In 2016, the United States Federal Trade Commission (FTC) reviewed a proposed rule to remove physician supervision requirements for advanced practice nurses (APNs), including CRNAs. The FTC praised the proposed rule as a way to increase the VA’s “ability to provide timely, efficient, and effective” care for our nation’s veterans and increase their access to needed healthcare and decrease wait times for patient appointments. The FTC noted theses changes in the VA would also benefit healthcare consumers in private markets.

Yet today, while all other types of APNs can practice to the full extent of their training, education, and licensure, CRNAs cannot. In fact, CRNAs are the only advanced practice nurses without full practice authority in the VA healthcare system.

This is despite the fact that the ability of CRNAs to provide high-quality care, even under the most difficult circumstances, has been recognized by every branch of the U.S. military. CRNAs have full practice authority in the U.S. Army, Navy, and Air Force and are the predominant provider of anesthesia on forward surgical teams and in combat support hospitals, where 90 percent of forward surgical teams are staffed by CRNAs.

The current barrier to CRNA in the VA health system is an anti-competitive action recognized by the FTC, AMVETS, one of the largest veterans’ service organizations in the United States, and others. It is time to bust the healthcare monopoly within the VA and ensure our veterans have the care they need and deserve for their sacrifice and services.

Visit anesthesiafacts.com to ask New York State Congressional leaders to contact U.S. Department of Veterans Affairs (VA) Secretary Denis McDonough in support of the VA’s effort to establish National Standards of Practice for Healthcare Professionals, and to support allowing CRNAs to practice to the full extent of their education and training.

 

CRNAs provide critical service to the military and veterans

CRNAs are the primary providers of anesthesia care to U.S military personnel and our nation’s veterans. We thank these CRNAs for their critical service.

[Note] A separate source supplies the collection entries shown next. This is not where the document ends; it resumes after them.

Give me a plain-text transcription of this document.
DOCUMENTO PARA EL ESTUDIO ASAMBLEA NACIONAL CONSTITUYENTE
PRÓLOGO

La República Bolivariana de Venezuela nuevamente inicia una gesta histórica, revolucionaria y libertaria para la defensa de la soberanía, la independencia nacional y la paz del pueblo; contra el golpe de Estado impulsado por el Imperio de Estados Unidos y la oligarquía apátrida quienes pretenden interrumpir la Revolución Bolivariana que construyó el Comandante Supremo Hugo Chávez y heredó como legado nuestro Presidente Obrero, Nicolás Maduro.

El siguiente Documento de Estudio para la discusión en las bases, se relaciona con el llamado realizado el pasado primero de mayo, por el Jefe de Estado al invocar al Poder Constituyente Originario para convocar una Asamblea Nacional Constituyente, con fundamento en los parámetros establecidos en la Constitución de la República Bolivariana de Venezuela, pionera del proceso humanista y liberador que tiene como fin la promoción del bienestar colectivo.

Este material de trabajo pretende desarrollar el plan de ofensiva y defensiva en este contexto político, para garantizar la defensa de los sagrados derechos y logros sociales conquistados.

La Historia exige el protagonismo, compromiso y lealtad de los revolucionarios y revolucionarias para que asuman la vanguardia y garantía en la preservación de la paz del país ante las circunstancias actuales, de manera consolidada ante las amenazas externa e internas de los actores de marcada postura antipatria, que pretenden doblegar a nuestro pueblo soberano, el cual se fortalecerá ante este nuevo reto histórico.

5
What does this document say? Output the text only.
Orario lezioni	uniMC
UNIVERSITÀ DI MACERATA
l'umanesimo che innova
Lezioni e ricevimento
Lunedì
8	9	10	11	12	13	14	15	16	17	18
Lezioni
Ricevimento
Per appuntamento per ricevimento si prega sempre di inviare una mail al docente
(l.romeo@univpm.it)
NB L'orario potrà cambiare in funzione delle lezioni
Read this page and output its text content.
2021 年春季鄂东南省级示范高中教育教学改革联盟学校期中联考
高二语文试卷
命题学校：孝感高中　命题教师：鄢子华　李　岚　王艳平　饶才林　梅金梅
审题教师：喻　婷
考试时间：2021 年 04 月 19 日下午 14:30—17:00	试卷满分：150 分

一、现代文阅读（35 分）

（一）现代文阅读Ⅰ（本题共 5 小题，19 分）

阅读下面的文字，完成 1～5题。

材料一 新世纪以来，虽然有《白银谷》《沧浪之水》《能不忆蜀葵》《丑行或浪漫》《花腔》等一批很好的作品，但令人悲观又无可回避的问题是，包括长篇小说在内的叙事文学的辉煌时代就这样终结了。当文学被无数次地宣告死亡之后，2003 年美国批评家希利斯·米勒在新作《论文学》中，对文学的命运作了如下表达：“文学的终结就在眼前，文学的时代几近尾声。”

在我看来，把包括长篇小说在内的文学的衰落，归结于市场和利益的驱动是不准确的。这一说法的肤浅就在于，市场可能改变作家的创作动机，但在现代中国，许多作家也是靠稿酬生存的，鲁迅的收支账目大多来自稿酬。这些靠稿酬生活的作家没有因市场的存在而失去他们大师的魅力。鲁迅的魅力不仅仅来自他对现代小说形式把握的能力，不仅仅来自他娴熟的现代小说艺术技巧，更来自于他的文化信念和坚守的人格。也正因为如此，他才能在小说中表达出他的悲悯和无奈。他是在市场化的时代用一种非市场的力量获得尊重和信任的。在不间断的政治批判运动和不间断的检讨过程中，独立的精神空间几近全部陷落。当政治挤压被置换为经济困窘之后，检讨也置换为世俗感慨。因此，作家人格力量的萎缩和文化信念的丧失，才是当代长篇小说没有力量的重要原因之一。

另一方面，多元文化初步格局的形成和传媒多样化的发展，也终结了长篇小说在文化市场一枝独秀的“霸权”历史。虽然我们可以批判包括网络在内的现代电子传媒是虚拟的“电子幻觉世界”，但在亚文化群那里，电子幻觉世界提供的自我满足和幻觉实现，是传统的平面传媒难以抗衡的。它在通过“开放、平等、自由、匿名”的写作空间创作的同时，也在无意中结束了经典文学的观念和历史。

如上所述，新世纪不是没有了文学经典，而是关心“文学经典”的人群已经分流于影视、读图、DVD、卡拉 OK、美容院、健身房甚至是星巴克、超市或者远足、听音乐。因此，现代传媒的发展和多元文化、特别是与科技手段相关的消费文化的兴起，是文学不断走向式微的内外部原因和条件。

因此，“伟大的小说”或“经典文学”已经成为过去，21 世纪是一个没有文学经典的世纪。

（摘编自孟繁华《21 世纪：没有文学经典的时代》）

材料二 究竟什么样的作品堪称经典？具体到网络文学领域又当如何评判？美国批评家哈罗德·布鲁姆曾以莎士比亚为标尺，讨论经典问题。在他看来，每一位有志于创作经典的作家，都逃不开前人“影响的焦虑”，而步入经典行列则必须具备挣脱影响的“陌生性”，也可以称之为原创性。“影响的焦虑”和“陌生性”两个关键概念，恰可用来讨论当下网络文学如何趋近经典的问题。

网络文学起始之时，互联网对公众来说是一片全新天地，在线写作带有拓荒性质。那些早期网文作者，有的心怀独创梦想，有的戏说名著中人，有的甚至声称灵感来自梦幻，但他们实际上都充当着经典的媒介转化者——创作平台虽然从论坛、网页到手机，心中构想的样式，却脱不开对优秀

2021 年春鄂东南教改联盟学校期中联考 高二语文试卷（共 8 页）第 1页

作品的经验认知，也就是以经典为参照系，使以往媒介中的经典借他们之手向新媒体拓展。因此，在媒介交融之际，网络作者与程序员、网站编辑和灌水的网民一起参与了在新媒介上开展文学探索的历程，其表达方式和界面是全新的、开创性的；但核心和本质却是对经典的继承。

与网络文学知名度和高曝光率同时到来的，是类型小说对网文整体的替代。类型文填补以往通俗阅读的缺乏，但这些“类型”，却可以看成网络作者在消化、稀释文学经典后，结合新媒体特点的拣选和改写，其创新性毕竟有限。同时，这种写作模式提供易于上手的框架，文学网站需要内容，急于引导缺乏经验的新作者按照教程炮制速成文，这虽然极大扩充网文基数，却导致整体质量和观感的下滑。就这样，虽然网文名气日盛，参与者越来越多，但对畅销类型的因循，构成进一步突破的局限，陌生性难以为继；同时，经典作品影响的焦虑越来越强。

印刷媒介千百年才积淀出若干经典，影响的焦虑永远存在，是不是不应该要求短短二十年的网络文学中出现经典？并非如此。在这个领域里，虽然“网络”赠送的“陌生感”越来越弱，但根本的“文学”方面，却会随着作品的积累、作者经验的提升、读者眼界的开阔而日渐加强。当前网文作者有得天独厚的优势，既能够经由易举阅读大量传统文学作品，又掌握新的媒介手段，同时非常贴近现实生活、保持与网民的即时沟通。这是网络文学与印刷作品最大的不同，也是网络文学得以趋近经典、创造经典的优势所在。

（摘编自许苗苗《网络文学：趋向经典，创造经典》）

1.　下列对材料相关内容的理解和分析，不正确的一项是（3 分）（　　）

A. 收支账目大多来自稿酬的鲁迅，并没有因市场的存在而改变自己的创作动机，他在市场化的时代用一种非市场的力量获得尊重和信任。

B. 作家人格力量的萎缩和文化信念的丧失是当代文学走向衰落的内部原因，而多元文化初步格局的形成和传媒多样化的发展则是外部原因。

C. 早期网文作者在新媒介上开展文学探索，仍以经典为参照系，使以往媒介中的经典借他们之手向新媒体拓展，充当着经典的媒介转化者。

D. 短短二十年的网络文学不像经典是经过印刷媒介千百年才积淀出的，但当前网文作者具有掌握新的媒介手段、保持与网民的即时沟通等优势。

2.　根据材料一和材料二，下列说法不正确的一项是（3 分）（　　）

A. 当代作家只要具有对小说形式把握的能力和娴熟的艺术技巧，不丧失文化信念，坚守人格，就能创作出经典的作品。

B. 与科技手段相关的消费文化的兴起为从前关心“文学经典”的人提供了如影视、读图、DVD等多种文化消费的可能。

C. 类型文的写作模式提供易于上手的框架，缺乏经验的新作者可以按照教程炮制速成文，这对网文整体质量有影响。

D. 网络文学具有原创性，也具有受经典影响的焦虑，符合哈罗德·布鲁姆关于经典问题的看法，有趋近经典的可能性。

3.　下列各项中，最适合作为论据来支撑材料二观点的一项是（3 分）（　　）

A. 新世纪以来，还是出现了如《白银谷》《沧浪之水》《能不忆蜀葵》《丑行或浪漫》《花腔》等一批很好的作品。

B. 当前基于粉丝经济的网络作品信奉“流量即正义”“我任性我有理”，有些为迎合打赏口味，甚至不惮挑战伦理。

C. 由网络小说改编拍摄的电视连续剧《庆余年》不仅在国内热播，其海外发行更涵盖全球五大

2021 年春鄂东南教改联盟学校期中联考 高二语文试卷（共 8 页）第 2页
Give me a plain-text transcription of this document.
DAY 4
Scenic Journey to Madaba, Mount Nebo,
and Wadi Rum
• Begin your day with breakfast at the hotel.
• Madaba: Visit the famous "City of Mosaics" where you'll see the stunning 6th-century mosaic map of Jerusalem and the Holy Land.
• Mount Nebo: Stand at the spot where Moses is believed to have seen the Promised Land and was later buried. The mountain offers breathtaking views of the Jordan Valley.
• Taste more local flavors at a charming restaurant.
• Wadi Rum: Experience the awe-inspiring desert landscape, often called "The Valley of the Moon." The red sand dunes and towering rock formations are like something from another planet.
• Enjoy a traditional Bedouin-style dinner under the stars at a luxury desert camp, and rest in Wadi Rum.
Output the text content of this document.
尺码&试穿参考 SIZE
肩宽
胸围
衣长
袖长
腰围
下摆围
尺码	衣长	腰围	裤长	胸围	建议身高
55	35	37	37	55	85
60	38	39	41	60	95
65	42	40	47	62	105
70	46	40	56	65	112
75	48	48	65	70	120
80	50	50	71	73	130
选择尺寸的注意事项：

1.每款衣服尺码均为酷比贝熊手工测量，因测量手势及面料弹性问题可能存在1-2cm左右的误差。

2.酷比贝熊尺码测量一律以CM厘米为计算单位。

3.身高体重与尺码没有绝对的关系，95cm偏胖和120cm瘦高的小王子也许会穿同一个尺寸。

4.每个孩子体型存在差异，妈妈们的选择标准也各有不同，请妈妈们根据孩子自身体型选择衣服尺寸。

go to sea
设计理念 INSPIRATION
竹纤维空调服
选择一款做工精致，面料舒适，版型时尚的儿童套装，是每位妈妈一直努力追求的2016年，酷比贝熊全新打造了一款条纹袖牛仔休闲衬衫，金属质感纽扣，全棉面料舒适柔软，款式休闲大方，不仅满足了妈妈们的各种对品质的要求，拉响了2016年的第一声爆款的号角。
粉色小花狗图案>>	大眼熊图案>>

Nurses first provided anesthesia on the battlefields of the American Civil War. During World War I, nurse anesthetists became the predominant providers of anesthesia care to wounded soldiers on the front lines. Today, CRNAs have full practice authority in every branch of the military and are the primary providers of anesthesia care to U.S. military personnel on front lines, navy ships, and aircraft evacuation teams around the globe.